I believe the DC wasnt exactly getting PS1 ports but rather the PC ports that were also designed for PS1. It was getting in other words the best versions of multiplatform games. But yes it is true that a lot of those werent pushing the console. A lot of these games were designed around mainstream hardware, whereas the DC could punch above mid specs
DC had some exclusive games that trully shined also from third parties. Sega exclusives were a mix of jaw dropping visuals and mediocre. Blue Stinger sucked. But Sonic Adventure in my eyes back then was like Toy Story in real time. Blazing 60fps in fully realized environments with high quality textures was something else. But curiously it lacked killer racing and fighting games developed by Sega that could impress as much as Sega Rally and Virtua Fighter 2 did on the Saturn. Virtua Fighter 3 was outdated next to DOA2. Sega Rally 2 was no where as good looking as its arcade counterpart as it was handled by a third party that did a mediocre job at it. Other ganes like Headhunter wasnt particularly impressive either.

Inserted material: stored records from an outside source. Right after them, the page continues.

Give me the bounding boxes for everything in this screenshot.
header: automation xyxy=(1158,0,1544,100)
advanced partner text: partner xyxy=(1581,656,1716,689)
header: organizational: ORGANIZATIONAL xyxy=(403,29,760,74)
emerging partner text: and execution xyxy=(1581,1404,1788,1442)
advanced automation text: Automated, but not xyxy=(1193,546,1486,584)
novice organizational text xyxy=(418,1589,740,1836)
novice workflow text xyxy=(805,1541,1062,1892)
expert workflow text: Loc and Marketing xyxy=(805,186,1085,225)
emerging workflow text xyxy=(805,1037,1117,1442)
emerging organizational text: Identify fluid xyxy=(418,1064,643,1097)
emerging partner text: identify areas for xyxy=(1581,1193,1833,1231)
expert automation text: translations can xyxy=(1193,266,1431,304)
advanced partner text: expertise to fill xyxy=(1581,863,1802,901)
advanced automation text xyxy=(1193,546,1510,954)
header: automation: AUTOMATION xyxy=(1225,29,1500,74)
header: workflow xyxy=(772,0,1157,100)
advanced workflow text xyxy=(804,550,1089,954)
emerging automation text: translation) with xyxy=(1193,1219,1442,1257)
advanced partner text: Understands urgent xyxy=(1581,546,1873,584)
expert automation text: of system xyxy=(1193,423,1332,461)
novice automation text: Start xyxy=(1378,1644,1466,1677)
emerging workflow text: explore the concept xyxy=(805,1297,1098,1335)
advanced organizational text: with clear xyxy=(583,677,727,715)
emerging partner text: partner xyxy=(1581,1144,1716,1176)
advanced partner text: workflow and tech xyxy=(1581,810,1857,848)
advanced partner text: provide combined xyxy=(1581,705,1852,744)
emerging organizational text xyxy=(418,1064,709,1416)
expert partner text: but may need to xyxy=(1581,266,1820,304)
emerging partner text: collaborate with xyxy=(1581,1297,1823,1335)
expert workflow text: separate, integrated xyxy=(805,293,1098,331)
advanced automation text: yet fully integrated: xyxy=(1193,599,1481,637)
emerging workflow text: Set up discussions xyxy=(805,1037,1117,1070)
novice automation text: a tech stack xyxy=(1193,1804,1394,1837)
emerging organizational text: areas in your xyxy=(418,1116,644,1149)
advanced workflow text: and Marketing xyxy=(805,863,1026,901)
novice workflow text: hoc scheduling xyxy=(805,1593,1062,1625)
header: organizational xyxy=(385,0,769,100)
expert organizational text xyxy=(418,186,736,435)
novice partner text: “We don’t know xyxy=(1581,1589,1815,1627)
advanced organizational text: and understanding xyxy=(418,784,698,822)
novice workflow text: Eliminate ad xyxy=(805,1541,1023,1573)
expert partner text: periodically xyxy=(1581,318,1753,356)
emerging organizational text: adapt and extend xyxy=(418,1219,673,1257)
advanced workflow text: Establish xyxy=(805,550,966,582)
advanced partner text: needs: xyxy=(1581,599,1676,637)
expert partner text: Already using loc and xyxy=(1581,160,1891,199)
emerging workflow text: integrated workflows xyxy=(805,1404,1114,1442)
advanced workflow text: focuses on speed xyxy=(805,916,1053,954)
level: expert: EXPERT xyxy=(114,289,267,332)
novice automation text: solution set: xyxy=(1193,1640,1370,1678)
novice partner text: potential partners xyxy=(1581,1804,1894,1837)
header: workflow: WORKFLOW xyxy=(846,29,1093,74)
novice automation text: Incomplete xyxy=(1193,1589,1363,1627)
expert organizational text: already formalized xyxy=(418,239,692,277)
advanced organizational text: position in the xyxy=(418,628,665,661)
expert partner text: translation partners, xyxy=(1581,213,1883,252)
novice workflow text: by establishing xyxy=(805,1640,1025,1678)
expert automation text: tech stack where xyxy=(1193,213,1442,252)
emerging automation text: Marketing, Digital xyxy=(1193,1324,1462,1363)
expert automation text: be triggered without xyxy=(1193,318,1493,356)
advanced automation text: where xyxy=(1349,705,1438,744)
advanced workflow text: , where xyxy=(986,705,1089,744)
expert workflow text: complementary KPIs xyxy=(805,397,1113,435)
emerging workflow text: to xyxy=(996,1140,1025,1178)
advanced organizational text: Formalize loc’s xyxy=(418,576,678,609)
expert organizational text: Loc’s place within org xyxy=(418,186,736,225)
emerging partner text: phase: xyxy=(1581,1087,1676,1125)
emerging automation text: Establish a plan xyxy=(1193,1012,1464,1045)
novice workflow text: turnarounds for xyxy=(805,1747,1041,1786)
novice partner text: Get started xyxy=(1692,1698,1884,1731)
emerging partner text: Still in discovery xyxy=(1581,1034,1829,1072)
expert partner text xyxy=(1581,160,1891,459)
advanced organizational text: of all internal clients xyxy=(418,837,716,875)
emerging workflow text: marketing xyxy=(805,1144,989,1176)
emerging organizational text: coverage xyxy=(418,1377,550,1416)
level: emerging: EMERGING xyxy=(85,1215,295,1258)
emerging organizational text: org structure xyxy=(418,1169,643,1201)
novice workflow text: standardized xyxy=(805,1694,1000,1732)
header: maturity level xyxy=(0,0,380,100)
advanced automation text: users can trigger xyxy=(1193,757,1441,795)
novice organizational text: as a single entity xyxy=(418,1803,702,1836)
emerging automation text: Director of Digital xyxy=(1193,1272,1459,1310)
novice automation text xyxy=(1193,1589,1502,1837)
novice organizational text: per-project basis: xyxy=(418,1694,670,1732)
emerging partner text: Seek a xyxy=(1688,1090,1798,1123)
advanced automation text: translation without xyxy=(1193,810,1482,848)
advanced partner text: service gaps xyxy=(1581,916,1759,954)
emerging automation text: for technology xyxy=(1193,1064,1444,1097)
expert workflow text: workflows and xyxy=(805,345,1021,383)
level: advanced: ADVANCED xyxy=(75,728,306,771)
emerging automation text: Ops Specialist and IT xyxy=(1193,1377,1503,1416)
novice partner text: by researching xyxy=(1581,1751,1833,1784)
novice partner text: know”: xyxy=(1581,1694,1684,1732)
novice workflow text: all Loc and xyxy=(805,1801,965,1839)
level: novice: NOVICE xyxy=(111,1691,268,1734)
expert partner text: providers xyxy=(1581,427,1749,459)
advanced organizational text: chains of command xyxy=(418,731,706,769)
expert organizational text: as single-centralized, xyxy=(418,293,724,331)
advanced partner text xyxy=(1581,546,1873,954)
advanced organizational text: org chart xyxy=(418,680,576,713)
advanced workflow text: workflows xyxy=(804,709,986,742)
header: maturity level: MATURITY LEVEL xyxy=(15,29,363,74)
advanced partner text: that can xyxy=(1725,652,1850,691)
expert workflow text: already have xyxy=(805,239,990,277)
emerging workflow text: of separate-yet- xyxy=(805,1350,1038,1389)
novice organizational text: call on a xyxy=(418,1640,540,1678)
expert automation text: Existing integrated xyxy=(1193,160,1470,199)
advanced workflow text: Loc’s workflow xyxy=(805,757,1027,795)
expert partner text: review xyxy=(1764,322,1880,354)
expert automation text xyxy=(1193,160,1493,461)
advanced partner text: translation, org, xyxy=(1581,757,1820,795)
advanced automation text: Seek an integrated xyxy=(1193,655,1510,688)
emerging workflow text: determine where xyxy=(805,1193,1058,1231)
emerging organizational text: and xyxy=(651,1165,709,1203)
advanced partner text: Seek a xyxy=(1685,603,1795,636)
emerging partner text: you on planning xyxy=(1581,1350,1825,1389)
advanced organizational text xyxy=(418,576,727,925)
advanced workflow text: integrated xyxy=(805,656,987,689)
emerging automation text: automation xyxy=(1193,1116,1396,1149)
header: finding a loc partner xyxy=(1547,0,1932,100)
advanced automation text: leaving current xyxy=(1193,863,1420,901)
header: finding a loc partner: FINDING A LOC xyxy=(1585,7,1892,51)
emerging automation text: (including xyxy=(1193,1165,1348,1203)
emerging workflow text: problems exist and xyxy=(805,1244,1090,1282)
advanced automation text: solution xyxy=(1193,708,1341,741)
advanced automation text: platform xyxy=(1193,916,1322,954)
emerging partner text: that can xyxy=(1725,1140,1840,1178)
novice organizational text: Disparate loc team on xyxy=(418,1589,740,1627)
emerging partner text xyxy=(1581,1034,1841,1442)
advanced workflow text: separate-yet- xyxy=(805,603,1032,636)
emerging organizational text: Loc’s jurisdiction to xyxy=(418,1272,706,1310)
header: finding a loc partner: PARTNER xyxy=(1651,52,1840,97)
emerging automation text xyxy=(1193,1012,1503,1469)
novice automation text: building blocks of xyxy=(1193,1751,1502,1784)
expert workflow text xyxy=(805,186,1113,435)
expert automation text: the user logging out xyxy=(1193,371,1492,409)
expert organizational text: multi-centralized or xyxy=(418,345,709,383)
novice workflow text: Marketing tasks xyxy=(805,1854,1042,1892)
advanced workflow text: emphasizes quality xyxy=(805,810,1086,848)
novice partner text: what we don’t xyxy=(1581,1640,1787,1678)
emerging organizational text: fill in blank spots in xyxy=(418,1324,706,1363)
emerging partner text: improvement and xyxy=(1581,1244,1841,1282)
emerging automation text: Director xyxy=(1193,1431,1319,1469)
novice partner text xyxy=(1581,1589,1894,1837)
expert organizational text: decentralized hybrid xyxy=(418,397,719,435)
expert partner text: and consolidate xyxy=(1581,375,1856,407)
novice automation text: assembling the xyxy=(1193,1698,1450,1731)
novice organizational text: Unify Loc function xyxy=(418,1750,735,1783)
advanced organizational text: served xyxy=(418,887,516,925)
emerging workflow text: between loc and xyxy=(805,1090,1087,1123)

The PS2 despite being a pain to make games on, it was getting a lot more jaw dropping games much sooner in its lifespan. Tekken Tag and Ridge Racer V alone obliterated visually anything that came on the DC in the whole duration it lasted. A lot of games exhibited state of the art visual effects (like dynamic water and dynamic shadows) that were barely seen on the DC.

Putting aside the real capabilities of the hardware, the perceptual difference in quality was huge between the two consoles very very early into the PS2's lifespan with games like SSX, The Bouncer, Tekken Tag etc.